Language models that skip over optional constituents
Words and phrases such as adjectives and adverbs - even though they add meaning - are optional for a sentence’s grammaticality. Can we make language models more robust by teaching them that it is gramatically okay to skip over them? Yes indeed! We modified RNNs to allow them to skip over constituent phrases and they showed massive improvements - 11 perplexity points - when we fed them the optional constituents. The real question is, can they predict the optional constituents (as opposed to externally providing them) and then use those predictions to improve their language modelling ability? Despite the theoretical promise of the method, we found that it was hard to predict when the optional constituent should end, especially for the long dependencies where we would expect the benefit to be the most. While we found some overall improvements in perplexity, they seemed small compared to the computational cost of predicting the latent optional constituents. We finally shelved this project because large transformer models with their cross attention mechanism reduced the utility of predicting latent linguistic structures to model long term context. Here is the poster that I presented at WeCNLP. This was work with Siva Reddy and Chris Manning
Knowledge Base Population
The task here is to read documents and populate a knowledge base with entities and relations between them. I was part of Stanford’s team for the TAC-KBP challenge in 2016 and 2017. By 2016, we had a mature extraction pipeline for English documents, but the errors in upstream systems would cascade to downstream components and reduce overall accuracy. I spent the summer of 2016 analyzing the errors in intermediate stages and fixing them, ultimately improving downstream performance. You can find more details in the paper Stanford at TAC KBP 2016: Sealing Pipeline Leaks and Understanding Chinese.
Subsequently, we realized that a major issue with evaluating any improvements is that the gold labels were annotated by TAC for a static set of relations extracted by systems last year. Thus during development, any new improvements that improve recall would get unduly penalized for predicting new relations that might have been correct but weren’t predicted by the previous systems. To fix that problem, we proposed a on-demand evaluation that gathers new annotations to accurately predict improvements. It would be prohibitively expensive to collect annotations for all new predictions, so we use importance sampling aimed to reduce bias and variance. This was joint work with Arun Chaganty, Chris Manning and Percy Liang and culminated with the EMNLP paper titled Importance sampling for unbiased on-demand evaluation of knowledge base population.

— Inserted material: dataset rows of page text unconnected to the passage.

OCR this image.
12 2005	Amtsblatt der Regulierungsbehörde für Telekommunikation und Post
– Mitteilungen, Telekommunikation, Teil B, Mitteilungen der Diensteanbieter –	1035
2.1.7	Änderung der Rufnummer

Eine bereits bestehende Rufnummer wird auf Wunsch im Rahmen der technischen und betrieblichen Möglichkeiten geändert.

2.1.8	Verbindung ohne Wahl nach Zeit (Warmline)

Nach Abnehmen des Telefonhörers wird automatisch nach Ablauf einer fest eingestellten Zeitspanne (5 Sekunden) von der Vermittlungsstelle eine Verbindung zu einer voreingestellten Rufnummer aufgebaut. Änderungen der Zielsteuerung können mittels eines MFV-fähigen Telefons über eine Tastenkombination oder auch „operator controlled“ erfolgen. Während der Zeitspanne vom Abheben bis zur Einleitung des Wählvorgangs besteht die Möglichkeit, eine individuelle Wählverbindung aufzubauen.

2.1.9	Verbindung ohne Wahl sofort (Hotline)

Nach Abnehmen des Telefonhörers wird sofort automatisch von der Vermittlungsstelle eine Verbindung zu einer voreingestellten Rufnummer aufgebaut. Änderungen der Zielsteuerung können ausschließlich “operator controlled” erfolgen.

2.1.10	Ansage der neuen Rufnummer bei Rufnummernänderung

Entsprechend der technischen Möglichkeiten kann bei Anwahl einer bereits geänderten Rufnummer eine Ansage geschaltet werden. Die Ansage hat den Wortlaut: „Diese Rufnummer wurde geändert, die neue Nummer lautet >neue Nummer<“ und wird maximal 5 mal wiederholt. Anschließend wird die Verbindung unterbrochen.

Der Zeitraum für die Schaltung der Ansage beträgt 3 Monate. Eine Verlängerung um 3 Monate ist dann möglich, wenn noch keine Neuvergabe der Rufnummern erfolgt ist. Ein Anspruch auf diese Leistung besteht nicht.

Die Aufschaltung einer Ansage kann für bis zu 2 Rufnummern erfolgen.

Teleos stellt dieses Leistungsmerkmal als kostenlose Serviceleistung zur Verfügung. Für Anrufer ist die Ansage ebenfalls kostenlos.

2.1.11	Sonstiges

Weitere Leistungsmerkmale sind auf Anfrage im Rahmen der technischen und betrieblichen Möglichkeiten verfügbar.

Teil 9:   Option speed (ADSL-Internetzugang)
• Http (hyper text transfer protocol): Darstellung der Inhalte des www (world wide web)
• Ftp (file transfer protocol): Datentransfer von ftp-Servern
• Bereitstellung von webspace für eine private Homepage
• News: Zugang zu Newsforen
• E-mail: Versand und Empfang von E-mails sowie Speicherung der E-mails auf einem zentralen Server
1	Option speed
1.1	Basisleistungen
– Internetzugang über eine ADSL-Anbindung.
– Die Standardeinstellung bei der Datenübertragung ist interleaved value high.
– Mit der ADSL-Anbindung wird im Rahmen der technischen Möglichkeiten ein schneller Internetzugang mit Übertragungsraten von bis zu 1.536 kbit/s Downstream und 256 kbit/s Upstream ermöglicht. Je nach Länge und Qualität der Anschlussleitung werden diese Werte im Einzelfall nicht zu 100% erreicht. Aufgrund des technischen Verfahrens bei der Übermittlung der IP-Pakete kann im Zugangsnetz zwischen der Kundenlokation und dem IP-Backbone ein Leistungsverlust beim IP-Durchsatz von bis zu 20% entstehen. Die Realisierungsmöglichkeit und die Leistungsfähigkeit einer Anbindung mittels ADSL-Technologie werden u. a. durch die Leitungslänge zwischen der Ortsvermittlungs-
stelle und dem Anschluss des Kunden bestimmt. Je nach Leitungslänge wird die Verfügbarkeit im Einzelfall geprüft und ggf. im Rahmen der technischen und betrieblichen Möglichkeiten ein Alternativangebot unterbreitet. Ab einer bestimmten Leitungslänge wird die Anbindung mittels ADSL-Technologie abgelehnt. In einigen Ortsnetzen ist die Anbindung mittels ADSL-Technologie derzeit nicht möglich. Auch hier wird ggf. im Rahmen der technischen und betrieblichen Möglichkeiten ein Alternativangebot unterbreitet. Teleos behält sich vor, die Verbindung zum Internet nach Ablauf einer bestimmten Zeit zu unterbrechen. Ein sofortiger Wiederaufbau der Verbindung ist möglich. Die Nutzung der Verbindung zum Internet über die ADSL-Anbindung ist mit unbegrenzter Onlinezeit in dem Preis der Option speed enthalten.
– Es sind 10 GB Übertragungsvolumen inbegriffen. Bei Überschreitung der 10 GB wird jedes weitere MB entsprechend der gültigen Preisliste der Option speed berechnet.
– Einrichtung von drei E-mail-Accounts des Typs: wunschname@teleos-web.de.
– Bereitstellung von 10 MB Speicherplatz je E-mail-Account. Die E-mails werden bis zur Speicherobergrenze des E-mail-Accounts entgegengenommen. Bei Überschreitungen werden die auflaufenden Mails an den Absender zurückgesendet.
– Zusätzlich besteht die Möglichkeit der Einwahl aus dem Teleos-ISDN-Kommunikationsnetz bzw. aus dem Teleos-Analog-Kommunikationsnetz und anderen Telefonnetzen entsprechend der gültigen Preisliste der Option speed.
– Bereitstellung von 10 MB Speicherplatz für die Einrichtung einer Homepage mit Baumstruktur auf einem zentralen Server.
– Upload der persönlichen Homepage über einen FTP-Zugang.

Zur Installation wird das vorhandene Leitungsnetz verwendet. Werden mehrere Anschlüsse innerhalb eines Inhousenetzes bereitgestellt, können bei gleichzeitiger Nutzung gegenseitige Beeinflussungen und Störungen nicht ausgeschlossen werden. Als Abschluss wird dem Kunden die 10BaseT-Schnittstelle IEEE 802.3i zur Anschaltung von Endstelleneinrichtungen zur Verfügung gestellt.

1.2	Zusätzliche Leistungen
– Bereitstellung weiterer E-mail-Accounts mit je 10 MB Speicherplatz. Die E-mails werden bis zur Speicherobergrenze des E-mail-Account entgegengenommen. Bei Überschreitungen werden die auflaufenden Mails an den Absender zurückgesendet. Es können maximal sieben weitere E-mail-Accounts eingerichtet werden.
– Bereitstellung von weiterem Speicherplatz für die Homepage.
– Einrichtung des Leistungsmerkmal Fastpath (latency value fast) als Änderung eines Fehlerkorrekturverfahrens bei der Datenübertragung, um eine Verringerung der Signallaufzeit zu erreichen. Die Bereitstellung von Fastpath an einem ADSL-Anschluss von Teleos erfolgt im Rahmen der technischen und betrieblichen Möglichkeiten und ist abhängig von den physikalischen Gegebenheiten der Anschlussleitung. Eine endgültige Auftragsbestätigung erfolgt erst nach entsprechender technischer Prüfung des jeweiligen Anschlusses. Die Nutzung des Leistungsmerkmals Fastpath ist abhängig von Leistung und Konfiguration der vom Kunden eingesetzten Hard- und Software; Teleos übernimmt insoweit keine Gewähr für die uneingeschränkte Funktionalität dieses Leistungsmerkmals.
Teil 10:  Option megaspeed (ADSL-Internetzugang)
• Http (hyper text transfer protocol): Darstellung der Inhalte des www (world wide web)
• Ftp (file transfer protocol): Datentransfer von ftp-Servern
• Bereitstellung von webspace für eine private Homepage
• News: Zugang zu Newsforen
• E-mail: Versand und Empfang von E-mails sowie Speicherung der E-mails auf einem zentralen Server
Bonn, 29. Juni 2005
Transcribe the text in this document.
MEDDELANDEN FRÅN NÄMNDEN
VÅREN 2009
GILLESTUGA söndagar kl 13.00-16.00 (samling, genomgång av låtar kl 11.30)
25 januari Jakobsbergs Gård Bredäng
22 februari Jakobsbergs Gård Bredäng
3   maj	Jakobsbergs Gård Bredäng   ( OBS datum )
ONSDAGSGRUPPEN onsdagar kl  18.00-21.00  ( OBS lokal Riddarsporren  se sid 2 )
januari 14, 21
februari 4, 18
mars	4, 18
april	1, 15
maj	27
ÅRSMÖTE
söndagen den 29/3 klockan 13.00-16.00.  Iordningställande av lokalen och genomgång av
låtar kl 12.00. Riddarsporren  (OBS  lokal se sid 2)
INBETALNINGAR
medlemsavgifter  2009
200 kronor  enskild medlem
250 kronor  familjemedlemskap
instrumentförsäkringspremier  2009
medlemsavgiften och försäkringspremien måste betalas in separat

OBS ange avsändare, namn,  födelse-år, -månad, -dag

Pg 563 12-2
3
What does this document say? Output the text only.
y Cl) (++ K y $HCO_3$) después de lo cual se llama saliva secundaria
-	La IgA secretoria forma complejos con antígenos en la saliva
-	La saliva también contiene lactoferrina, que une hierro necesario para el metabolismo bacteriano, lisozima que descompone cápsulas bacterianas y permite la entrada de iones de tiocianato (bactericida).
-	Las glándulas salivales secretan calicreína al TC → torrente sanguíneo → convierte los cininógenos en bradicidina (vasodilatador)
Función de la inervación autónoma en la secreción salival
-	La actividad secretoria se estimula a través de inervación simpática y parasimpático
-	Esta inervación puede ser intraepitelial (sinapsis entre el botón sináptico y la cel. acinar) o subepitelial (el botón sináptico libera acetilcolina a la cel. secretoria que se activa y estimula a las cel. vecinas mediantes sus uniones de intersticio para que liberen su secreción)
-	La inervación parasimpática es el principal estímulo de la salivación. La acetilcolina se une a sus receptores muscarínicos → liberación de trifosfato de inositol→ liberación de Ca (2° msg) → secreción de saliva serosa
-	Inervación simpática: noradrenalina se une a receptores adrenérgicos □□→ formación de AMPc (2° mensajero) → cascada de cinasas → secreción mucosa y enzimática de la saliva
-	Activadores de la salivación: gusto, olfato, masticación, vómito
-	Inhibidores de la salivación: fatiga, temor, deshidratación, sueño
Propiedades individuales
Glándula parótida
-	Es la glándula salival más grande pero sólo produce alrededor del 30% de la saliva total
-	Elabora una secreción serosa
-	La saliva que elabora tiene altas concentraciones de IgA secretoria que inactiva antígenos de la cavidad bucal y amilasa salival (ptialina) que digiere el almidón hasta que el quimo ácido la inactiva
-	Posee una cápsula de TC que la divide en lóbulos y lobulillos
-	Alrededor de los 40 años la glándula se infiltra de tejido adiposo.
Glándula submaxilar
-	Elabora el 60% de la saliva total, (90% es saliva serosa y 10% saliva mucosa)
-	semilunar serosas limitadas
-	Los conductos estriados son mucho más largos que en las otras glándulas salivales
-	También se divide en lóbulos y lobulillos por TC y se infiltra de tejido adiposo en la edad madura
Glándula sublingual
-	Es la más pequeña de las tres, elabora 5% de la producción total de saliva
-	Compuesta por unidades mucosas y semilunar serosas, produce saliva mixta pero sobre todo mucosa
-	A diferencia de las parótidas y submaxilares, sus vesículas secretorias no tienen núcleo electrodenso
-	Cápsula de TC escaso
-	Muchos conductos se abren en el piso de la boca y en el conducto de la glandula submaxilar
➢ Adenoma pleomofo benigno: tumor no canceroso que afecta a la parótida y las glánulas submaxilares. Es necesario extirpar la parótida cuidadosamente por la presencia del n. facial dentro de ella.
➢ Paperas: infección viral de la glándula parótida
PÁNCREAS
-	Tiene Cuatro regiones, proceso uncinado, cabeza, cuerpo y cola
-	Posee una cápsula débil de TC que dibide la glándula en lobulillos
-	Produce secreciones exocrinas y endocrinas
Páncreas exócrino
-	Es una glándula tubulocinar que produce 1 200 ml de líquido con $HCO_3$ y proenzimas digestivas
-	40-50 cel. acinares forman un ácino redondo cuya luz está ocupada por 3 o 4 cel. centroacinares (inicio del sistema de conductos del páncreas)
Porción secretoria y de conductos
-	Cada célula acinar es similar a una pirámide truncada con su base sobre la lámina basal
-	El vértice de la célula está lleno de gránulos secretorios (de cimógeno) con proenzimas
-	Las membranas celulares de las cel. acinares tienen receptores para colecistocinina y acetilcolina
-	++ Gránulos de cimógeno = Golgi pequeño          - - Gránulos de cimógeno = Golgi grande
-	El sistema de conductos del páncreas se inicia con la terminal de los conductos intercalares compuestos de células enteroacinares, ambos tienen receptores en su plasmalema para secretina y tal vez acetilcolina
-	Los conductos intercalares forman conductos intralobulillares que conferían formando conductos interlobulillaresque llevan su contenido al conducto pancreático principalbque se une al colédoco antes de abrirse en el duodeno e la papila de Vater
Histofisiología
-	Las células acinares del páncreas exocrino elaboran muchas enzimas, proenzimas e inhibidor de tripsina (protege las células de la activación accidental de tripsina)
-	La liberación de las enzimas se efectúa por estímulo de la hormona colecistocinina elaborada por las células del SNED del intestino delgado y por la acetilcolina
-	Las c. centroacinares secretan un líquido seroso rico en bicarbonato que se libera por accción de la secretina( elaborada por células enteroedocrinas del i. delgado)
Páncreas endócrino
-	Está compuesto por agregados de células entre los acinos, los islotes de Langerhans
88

Temporal Networks and Counting Motifs
When edges in a network have timestamps - such as text messages (timestamped edges) sent between people (nodes) - they are called temporal networks. Patterns of edges in a network are called motifs; we define temporal patterns of timestamped edges as temporal motifs. Counting motifs in networks reveals characteristics about networks that are otherwise hidden. For instance, do people commincate with a single person at a time, or do they multiplex their communication with multiple people. We provide fast methods for counting temporal motifs and analyze many datasets to show that they reveal some expected and some surprising characteristics. My favorite algorithm by far is for counting 3-edge triangle motifs. This was joint work with Austin Benson and Jure Leskovec and you can find all the juicy details in the WSDM paper Motifs in Temporal Networks.